Mayor Risch said he thought the moratorium could buy the city valuable time to work  toward defining what local implementation of Amendment 64 would entail. “There are an awful lot of unknowns from the state and federal government,” he said. “The more time I spend reading about it, the more I think we need that time.”

Councilor Michael Underwood, who had introduced the idea of the moratorium at the July 2 council meeting, reiterated his belief that it would be “the most fair thing for the electorate,” while Councilor Ferguson remained firm in his position that Ouray’s electorate already weighed in on the issue, with a 59 percent vote in favor of Amendment 64 in the 2012 election. 

Councilor Richard Kersen, who has been outspoken in his opposition to allowing commercial marijuana establishments in Ouray, supports the moratorium, but said he “doesn’t want the city to be spending excessive staff and legal time toward creating regulations” in the meantime that may not be necessary, depending on the outcome of the 2014 election. 

“I don’t want our lawyers and staff to waste a lot of time,” he said.

After brief discussion, Underwood moved to impose a temporary moratorium on retail marijuana establishments in the City of Ouray “until such time as council, the planning commission and staff can formulate questions we want to put to voters in November 2014, defining what we would ask them to accept or reject.” 

The motion passed by a vote of 3-1, with Ferguson opposed.

The moratorium applies to several classes of retail marijuana establishments, including retail marijuana stores, retail marijuana cultivation facilities, retail marijuana product manufacturing facilities, and retail marijuana testing facilities.

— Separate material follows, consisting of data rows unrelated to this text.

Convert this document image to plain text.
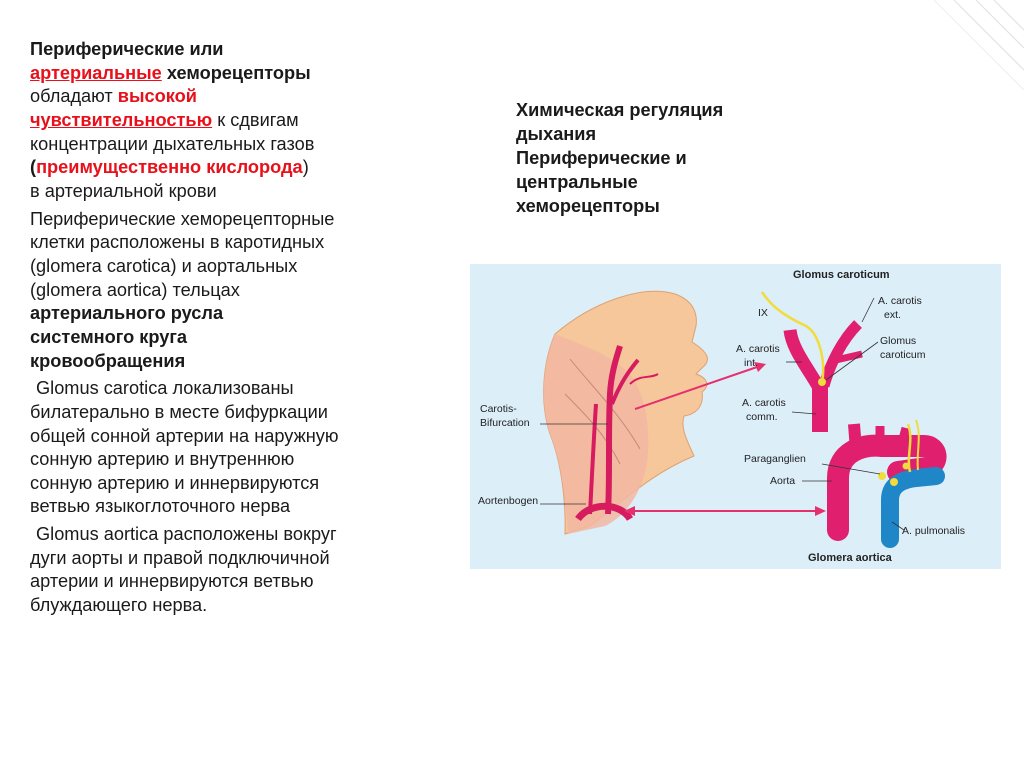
Периферические или
артериальные хеморецепторы
обладают высокой
чувствительностью к сдвигам
концентрации дыхательных газов
(преимущественно кислорода)
в артериальной крови

Периферические хеморецепторные
клетки расположены в каротидных
(glomera carotica) и аортальных
(glomera aortica) тельцах
артериального русла
системного круга
кровообращения

Glomus carotica локализованы
билатерально в месте бифуркации
общей сонной артерии на наружную
сонную артерию и внутреннюю
сонную артерию и иннервируются
ветвью языкоглоточного нерва

Glomus aortica расположены вокруг
дуги аорты и правой подключичной
артерии и иннервируются ветвью
блуждающего нерва.

Химическая регуляция
дыхания
Периферические и
центральные
хеморецепторы
Glomus caroticum
IX
A. carotis
ext.
Glomus
caroticum
A. carotis
int.
A. carotis
comm.
Carotis-
Bifurcation
Aortenbogen
Paraganglien
Aorta
A. pulmonalis
Glomera aortica
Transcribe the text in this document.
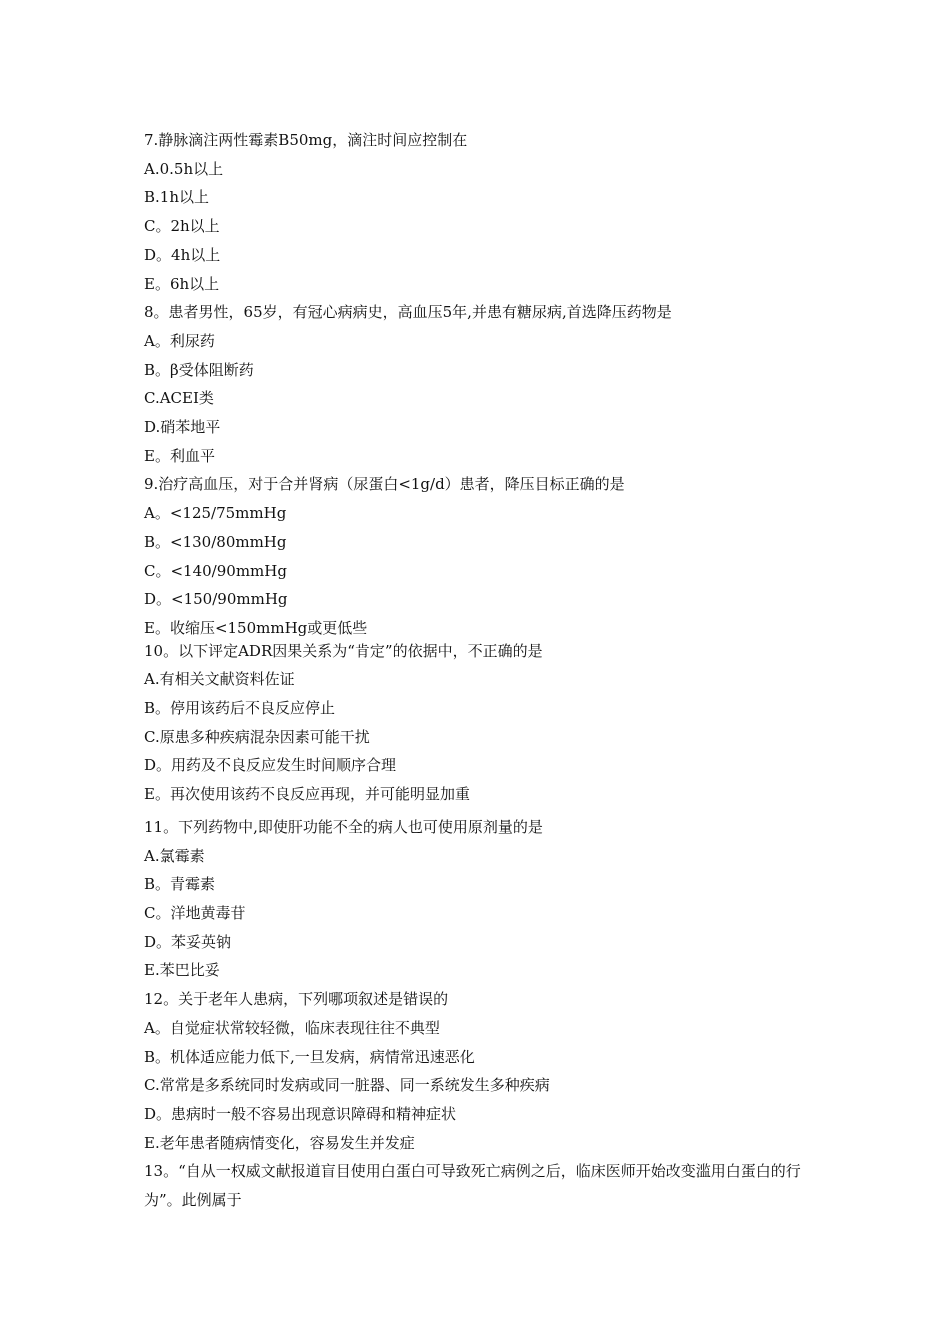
7.静脉滴注两性霉素B50mg，滴注时间应控制在
A.0.5h以上
B.1h以上
C。2h以上
D。4h以上
E。6h以上
8。患者男性，65岁，有冠心病病史，高血压5年,并患有糖尿病,首选降压药物是
A。利尿药
B。β受体阻断药
C.ACEI类
D.硝苯地平
E。利血平
9.治疗高血压，对于合并肾病（尿蛋白<1g/d）患者，降压目标正确的是
A。<125/75mmHg
B。<130/80mmHg
C。<140/90mmHg
D。<150/90mmHg
E。收缩压<150mmHg或更低些
10。以下评定ADR因果关系为“肯定”的依据中，不正确的是
A.有相关文献资料佐证
B。停用该药后不良反应停止
C.原患多种疾病混杂因素可能干扰
D。用药及不良反应发生时间顺序合理
E。再次使用该药不良反应再现，并可能明显加重
11。下列药物中,即使肝功能不全的病人也可使用原剂量的是
A.氯霉素
B。青霉素
C。洋地黄毒苷
D。苯妥英钠
E.苯巴比妥
12。关于老年人患病，下列哪项叙述是错误的
A。自觉症状常较轻微，临床表现往往不典型
B。机体适应能力低下,一旦发病，病情常迅速恶化
C.常常是多系统同时发病或同一脏器、同一系统发生多种疾病
D。患病时一般不容易出现意识障碍和精神症状
E.老年患者随病情变化，容易发生并发症
13。“自从一权威文献报道盲目使用白蛋白可导致死亡病例之后，临床医师开始改变滥用白蛋白的行为”。此例属于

City Administrator Patrick Rondinelli reported the city has received 13 applications for the Chief of Police position. “The timeline and process have not been finalized yet  but should be by the end of the week,” he said. The Ouray Police Department has been short-staffed since former Police Chief Leo Rasmusson and two officers quit in May. Currently, Commander Gene Lillard from the Montrose Police Department is filling in as interim chief, through an intergovernmental agreement between the cities of Ouray and Montrose.